Lin Chiun-Ku, Wang Zough-Sham, Lai Kwok-Hung, Lo Gin-Ho, Hsu Ping-I
Department of Internal Medicine, Kaohsiung Veterans General Hospital, Taiwan, ROC.
Zhonghua Yi Xue Za Zhi (Taipei). 2002 Jun;65(6):275-8.
Gastrointestinal mucosal lesion is frequently associated with major systemic disease, but its role in acute pancreatitis is rarely discussed. The aim of this study was to evaluate the incidence of ulcer formation of upper gastrointestinal (UGI) tract in patients with acute pancreatitis.
From May 1999 to April 2000, a total of 87 patients with acute pancreatitis who had received UGI endoscopy during hospitalization were included. Acute pancreatitis was diagnosed by typical epigastric pain with hyperamylasemia (> three times upper normal limit), hyperlipasemia, or abnormal finding of pancreas over abdominal sonography or computed tomography (CT). CT finding of acute pancreatitis was graded from A to E according to the system of Balthazar et al. According to the endoscopic findings, patients were subdivided into non-ulcer (normal and gastritis) and ulcer groups (esophageal, gastric, and/or duodenal ulcers). The correlations between the clinical features, CT grading, and endoscopic findings were analyzed.
Of the 87 patients, 61 patients were male and 26 were female. The mean age was 55.1 +/- 18 years (range 19-87 years). The etiologies of pancreatitis include: gallstones (46), alcohol (20), hyperlipidemia (9) and idiopathic (12). Forty-six patients (52.9%) were found having ulcers by endoscopy (15 patients had previous ulcer history). The location of ulcers included esophagus (8), stomach (17) and duodenum (21). The incidence of ulcers was more frequent in patients with severe pancreatitis according to CT grading (A+B vs. C+D+E, p = 0.03). There was no statistical significance in relationship between ulcer formation and sex, age, etiologies, Ranson's score or clinical symptoms.
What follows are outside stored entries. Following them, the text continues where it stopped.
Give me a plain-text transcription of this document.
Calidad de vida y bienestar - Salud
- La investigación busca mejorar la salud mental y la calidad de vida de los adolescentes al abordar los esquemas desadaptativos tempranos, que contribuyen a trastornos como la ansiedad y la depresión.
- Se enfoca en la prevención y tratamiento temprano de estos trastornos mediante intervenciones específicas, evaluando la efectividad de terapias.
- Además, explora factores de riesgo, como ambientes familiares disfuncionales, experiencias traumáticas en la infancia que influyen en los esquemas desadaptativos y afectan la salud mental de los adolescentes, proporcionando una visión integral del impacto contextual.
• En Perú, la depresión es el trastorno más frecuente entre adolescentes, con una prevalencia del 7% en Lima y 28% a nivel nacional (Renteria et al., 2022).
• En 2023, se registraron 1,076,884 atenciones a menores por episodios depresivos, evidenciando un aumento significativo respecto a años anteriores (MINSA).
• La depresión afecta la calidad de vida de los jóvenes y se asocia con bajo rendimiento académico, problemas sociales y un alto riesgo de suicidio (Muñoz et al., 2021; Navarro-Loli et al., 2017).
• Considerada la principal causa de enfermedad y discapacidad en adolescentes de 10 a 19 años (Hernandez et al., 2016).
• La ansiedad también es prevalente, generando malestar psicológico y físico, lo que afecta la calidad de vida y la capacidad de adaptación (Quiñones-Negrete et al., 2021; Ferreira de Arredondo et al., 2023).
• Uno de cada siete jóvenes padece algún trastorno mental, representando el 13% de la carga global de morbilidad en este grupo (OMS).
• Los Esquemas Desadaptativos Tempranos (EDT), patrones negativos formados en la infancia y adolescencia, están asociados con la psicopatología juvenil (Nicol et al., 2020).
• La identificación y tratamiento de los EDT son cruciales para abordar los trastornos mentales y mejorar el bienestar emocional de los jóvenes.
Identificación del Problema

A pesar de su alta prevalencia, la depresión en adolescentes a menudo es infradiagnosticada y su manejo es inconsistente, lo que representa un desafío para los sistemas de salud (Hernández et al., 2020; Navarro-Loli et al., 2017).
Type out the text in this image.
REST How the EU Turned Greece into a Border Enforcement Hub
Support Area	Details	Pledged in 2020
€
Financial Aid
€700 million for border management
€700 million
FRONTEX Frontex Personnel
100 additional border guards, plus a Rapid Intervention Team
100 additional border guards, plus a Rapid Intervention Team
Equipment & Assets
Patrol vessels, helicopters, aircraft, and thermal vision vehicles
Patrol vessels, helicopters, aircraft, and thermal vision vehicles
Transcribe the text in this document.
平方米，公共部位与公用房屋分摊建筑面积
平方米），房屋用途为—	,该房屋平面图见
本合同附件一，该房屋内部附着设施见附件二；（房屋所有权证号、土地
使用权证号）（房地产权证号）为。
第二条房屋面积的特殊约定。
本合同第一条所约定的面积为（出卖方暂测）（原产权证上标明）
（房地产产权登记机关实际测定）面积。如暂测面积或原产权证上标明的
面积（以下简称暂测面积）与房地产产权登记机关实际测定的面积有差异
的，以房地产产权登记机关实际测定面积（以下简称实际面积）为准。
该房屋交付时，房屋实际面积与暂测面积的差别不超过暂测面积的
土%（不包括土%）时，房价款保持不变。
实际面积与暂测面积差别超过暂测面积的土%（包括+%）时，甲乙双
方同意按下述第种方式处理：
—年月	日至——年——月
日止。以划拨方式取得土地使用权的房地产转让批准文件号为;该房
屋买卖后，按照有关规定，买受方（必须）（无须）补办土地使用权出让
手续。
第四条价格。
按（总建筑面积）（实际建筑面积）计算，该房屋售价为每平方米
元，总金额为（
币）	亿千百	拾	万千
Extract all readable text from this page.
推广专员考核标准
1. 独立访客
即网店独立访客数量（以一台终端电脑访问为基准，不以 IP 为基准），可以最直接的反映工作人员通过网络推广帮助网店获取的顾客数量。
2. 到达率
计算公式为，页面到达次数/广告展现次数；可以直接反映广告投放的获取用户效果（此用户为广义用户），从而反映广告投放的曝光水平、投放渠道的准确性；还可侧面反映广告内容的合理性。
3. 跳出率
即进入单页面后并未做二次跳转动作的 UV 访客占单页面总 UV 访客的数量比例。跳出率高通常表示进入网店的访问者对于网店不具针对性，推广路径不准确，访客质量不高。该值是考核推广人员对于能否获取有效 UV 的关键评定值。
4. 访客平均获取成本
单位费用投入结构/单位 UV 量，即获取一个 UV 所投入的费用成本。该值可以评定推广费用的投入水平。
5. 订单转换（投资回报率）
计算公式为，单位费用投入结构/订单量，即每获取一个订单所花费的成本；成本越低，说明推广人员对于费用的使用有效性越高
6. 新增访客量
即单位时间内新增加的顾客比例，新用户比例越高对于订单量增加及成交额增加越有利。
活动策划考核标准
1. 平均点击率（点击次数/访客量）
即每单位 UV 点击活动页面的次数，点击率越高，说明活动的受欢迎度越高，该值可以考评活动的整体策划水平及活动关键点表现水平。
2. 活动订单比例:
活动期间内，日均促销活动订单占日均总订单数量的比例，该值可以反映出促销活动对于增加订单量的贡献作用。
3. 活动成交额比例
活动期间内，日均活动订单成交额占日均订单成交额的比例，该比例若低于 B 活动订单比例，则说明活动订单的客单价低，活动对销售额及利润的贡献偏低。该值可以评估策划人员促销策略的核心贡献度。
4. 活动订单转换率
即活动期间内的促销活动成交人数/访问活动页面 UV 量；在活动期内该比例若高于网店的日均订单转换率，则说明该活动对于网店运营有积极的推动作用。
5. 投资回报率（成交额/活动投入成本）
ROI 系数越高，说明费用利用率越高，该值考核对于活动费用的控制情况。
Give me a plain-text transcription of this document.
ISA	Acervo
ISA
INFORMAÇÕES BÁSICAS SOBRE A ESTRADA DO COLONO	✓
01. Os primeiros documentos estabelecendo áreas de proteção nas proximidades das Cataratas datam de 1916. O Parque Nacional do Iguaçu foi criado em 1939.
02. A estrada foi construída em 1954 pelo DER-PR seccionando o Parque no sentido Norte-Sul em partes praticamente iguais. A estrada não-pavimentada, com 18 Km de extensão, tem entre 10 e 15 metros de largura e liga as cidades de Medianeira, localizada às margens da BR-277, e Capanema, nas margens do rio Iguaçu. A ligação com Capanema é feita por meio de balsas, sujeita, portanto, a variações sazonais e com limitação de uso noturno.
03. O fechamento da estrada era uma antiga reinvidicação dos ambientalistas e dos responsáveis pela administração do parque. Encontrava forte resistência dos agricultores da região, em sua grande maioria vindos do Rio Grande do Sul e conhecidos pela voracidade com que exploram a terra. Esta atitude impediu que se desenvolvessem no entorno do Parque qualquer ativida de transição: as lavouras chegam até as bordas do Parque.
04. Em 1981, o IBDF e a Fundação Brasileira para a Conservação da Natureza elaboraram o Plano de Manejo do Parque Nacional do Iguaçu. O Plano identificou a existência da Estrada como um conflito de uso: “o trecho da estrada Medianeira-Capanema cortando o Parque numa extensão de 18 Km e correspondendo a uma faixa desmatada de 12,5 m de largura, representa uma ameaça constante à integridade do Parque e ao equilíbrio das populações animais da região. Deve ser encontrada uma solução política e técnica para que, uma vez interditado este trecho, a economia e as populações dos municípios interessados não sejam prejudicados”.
More than half of patients with acute pancreatitis may complicate with upper gastrointestinal ulcers. The occurrence of ulcer was positively correlated with the severity of pancreatitis.
胃肠道黏膜病变常与重大全身性疾病相关,但在急性胰腺炎中的作用鲜少被讨论。本研究旨在评估急性胰腺炎患者上消化道(UGI)溃疡形成的发生率。
1999年5月至2000年4月,共纳入87例住院期间接受UGI内镜检查的急性胰腺炎患者。急性胰腺炎通过典型的上腹部疼痛伴高淀粉酶血症(>正常上限3倍)、高脂肪酶血症,或腹部超声或计算机断层扫描(CT)显示胰腺异常来诊断。根据Balthazar等人的系统,急性胰腺炎的CT表现从A到E分级。根据内镜检查结果,患者被分为非溃疡组(正常和胃炎)和溃疡组(食管、胃和/或十二指肠溃疡)。分析临床特征、CT分级和内镜检查结果之间的相关性。
87例患者中,男性61例,女性26例。平均年龄为55.1±18岁(范围19 - 87岁)。胰腺炎的病因包括:胆结石(46例)、酒精(20例)、高脂血症(9例)和特发性(12例)。46例患者(52.9%)经内镜检查发现有溃疡(15例患者既往有溃疡病史)。溃疡部位包括食管(8例)、胃(17例)和十二指肠(21例)。根据CT分级,重症胰腺炎患者溃疡发生率更高(A + B组与C + D + E组,p = 0.03)。溃疡形成与性别、年龄、病因、Ranson评分或临床症状之间无统计学意义。
超过一半的急性胰腺炎患者可能并发上消化道溃疡。溃疡的发生与胰腺炎的严重程度呈正相关。